My performances unashamedly tell stories without becoming theatre, or simply illustrations. I use my visual vocabulary to set the context for my “stories” and my references range from the cultural, historical, political and at times highly personal meanings of my actions to the obvious and banal. I do not repeat my performances, though elements of a particular performance may re-appear in a different context in a new work.

My work in the seventies, eighties and early nineties made reference to the dichotomy of living in an unstable society whilst attempting or pretending to live a “normal” life, the status quo of which was supposedly made possible, upheld and guaranteed by what was euphemistically encompassed by the title of “The Security Forces”.

My performance work since then developed from a procession of the personal becoming public, disbelief and mourning turning into the search for emotional stability, ending in a new sense of precarious balance. Along the way, I explored elements of stability – instability, support – abandon, strength – fragility, creation and destruction through measured and at times domestically ritualistic actions.
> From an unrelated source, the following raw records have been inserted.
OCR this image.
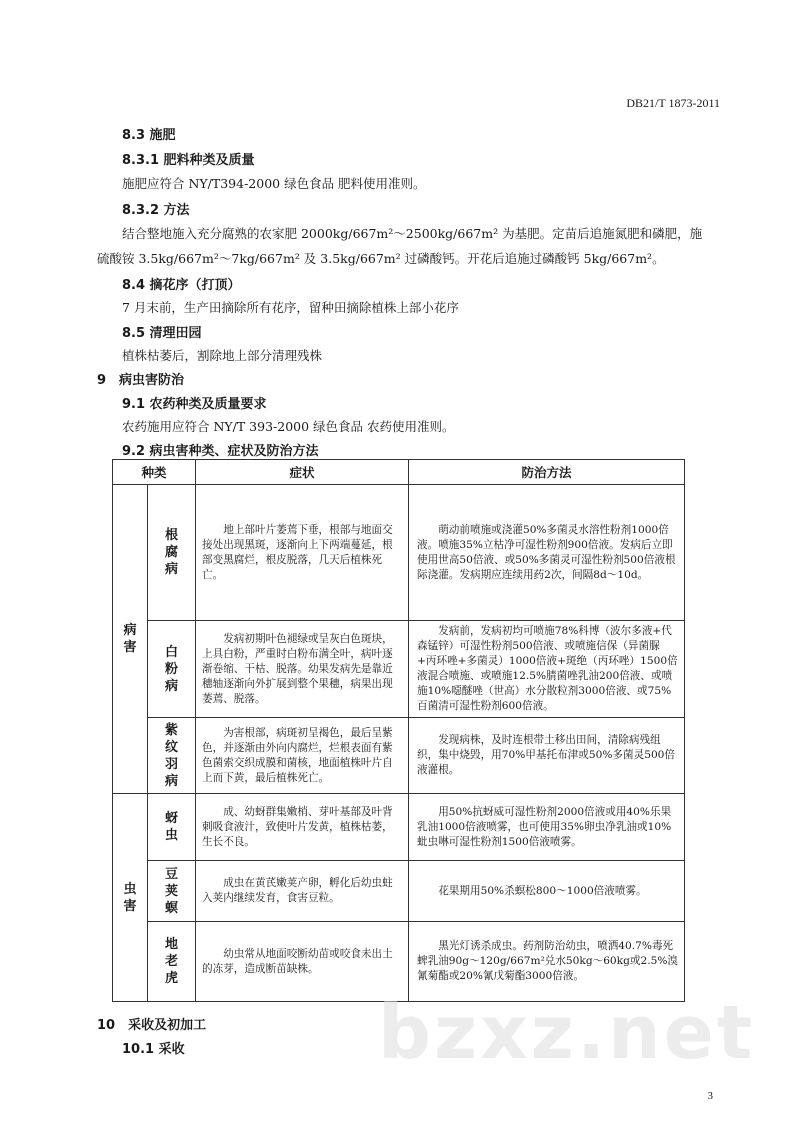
DB21/T 1873-2011
8.3 施肥
8.3.1 肥料种类及质量
施肥应符合 NY/T394-2000 绿色食品 肥料使用准则。
8.3.2 方法
结合整地施入充分腐熟的农家肥 2000kg/667m²～2500kg/667m² 为基肥。定苗后追施氮肥和磷肥，施
硫酸铵 3.5kg/667m²～7kg/667m² 及 3.5kg/667m² 过磷酸钙。开花后追施过磷酸钙 5kg/667m²。
8.4 摘花序（打顶）
7 月末前，生产田摘除所有花序，留种田摘除植株上部小花序
8.5 清理田园
植株枯萎后，割除地上部分清理残株
9　病虫害防治
9.1 农药种类及质量要求
农药施用应符合 NY/T 393-2000 绿色食品 农药使用准则。
9.2 病虫害种类、症状及防治方法
种类		症状	防治方法
病害	根腐病	地上部叶片萎蔫下垂，根部与地面交接处出现黑斑，逐渐向上下两端蔓延，根部变黑腐烂，根皮脱落，几天后植株死亡。	萌动前喷施或浇灌50%多菌灵水溶性粉剂1000倍液。喷施35%立枯净可湿性粉剂900倍液。发病后立即使用世高50倍液、或50%多菌灵可湿性粉剂500倍液根际浇灌。发病期应连续用药2次，间隔8d～10d。
	白粉病	发病初期叶色褪绿或呈灰白色斑块，上具白粉，严重时白粉布满全叶，病叶逐渐卷缩、干枯、脱落。幼果发病先是靠近穗轴逐渐向外扩展到整个果穗，病果出现萎蔫、脱落。	发病前，发病初均可喷施78%科博（波尔多液+代森锰锌）可湿性粉剂500倍液、或喷施信保（异菌脲+丙环唑+多菌灵）1000倍液+斑绝（丙环唑）1500倍液混合喷施、或喷施12.5%腈菌唑乳油200倍液、或喷施10%噁醚唑（世高）水分散粒剂3000倍液、或75%百菌清可湿性粉剂600倍液。
	紫纹羽病	为害根部，病斑初呈褐色，最后呈紫色，并逐渐由外向内腐烂，烂根表面有紫色菌索交织成膜和菌核，地面植株叶片自上而下黄，最后植株死亡。	发现病株，及时连根带土移出田间，清除病残组织，集中烧毁，用70%甲基托布津或50%多菌灵500倍液灌根。
虫害	蚜虫	成、幼蚜群集嫩梢、芽叶基部及叶背刺吸食液汁，致使叶片发黄，植株枯萎，生长不良。	用50%抗蚜威可湿性粉剂2000倍液或用40%乐果乳油1000倍液喷雾，也可使用35%卵虫净乳油或10%蚍虫啉可湿性粉剂1500倍液喷雾。
	豆荚螟	成虫在黄芪嫩荚产卵，孵化后幼虫蛀入荚内继续发育，食害豆粒。	花果期用50%杀螟松800～1000倍液喷雾。
	地老虎	幼虫常从地面咬断幼苗或咬食未出土的冻芽，造成断苗缺株。	黑光灯诱杀成虫。药剂防治幼虫，喷洒40.7%毒死蜱乳油90g～120g/667m²兑水50kg～60kg或2.5%溴氰菊酯或20%氰戊菊酯3000倍液。
bzxz.net
10　采收及初加工
10.1 采收
3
There was no shortage of stimulus or provocation to incite (performance) work during the troubles and this continues after their end with incidents, though not always directly related to the unrest, which have now had time to surface; I am thinking of the disclosures of the horrendous numbers of institutional child abuse, for instance.

Outmoded ritual and ritualistic behaviour, stereotypical and, in the context of Northern Ireland, sectarian mind-maps of our social and political environment lead to bigotry, xenophobia, homophobia and an unquestioned return to and acceptance of biblical interpretations of our world. It is obviously easier now to portray a complaint about a refusal of service as an attack on Christian values than a human rights issue. In my view, all this explains why in times when the demographics of Northern Ireland undergo significant and dramatic change, the old and familiar sectarian orange and green entrenchments persist or even deepen and cause severe myopia in societal and political terms.

Art in general, or my art in particular, will not change this; all one can hope for is that art, which is politically motivated, or which, in a wider sense, comments on our society, will be seen by as many people as possible and effect however small a change in however small a part of the audience in attitude, perception or behaviour.